Minute-by-minute table: League 1, 2016/17
Today I’m updating one of my more off-the-wall pieces, looking at how different the league table would be if matches finished earlier. These usually tend to generate a few comments which begin with “If my Auntie had…” but I think they’re an interesting way to identify teams who tend to start or end matches unusually well (or badly).
What I’ve done is to calculate what each club’s league position would have been if only goals scored up to a certain minute counted, starting with the first minute and going all the way through to the 90th (where we rejoin reality). I’ve then drawn a line for each club to show how their league position would change if you did this.
This creates a lot of data points to visualise, so rather than a static image I’ve used an animated GIF to cycle through each club in turn. This shows every club in descending order of their final league position, on an infinite loop with each frame lasting two seconds. I’ve also gone for a minimalist look to keep load times down.
I appreciate that most people will want to look at their club for longer than two seconds in every 48, so if you click the graphic it will bring up a version in a new tab that can be paused, rewound etc.

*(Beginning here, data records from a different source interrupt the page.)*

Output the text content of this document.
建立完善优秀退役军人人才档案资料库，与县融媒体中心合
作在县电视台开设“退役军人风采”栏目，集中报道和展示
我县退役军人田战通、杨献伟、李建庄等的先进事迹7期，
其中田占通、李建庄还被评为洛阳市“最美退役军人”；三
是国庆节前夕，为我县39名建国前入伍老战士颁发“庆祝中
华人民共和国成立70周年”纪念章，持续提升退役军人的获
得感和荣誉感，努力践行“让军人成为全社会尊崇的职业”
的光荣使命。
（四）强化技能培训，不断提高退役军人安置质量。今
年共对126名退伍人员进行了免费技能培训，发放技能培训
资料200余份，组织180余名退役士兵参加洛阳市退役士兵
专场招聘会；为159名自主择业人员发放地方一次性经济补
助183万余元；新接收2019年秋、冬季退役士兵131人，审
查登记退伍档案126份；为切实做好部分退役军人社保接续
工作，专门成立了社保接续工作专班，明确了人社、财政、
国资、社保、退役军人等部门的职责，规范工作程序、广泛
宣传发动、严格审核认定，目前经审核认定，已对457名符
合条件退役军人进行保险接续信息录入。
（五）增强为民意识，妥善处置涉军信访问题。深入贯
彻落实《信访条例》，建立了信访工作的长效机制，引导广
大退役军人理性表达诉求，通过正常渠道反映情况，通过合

Hopefully it’s obvious what’s going on:
- The horizontal axis is the minute at which you artificially stop the clock in every match, divided by the lines into five and 15-minute segments (I’ve rolled injury time into the 45th and 90th minutes to keep things simple);
- Vertically you have league position in descending order with the top four, mid-table and relegation places highlighted.
Not every club’s line is particularly interesting, but I’ve picked out a few of the wackier ones below.
The Blades won the division at a canter this season but didn’t really hit their stride until relatively late in games. The 67th minute was the main turning point: if you stopped every game then they’d be 5th with a modest 75 points, which is 25 fewer than the century they ended up with. The next five minutes of their games were crucial: if we stop the clocks again in the 72nd minute they’ve increased their tally to 87 and sit top of the table.
While it was by all accounts a successful debut (some might say return) to the third tier for Wimbledon, it wasn’t until relatively late in games that they began to look comfortable. They tended to start games badly and their record at half time this season was among the worst in the division: sufficiently so to get them relegated. However they look to have gradually turned the screw as games went on and you could end games at any point in the final 20 minutes without seeing them in any danger.
Northampton have the opposite problem to Wimbledon: they tended to start games very well but struggled to protect the positions they found themselves in. If you ended every match this season on 47 minutes the Cobblers would have 69 points and be sitting just outside the play-offs, but fast forward to the final quarter of an hour and their tally has been whittled down by 20 to just 49. A slight rebound thereafter spared them an immediate return to the fourth tier.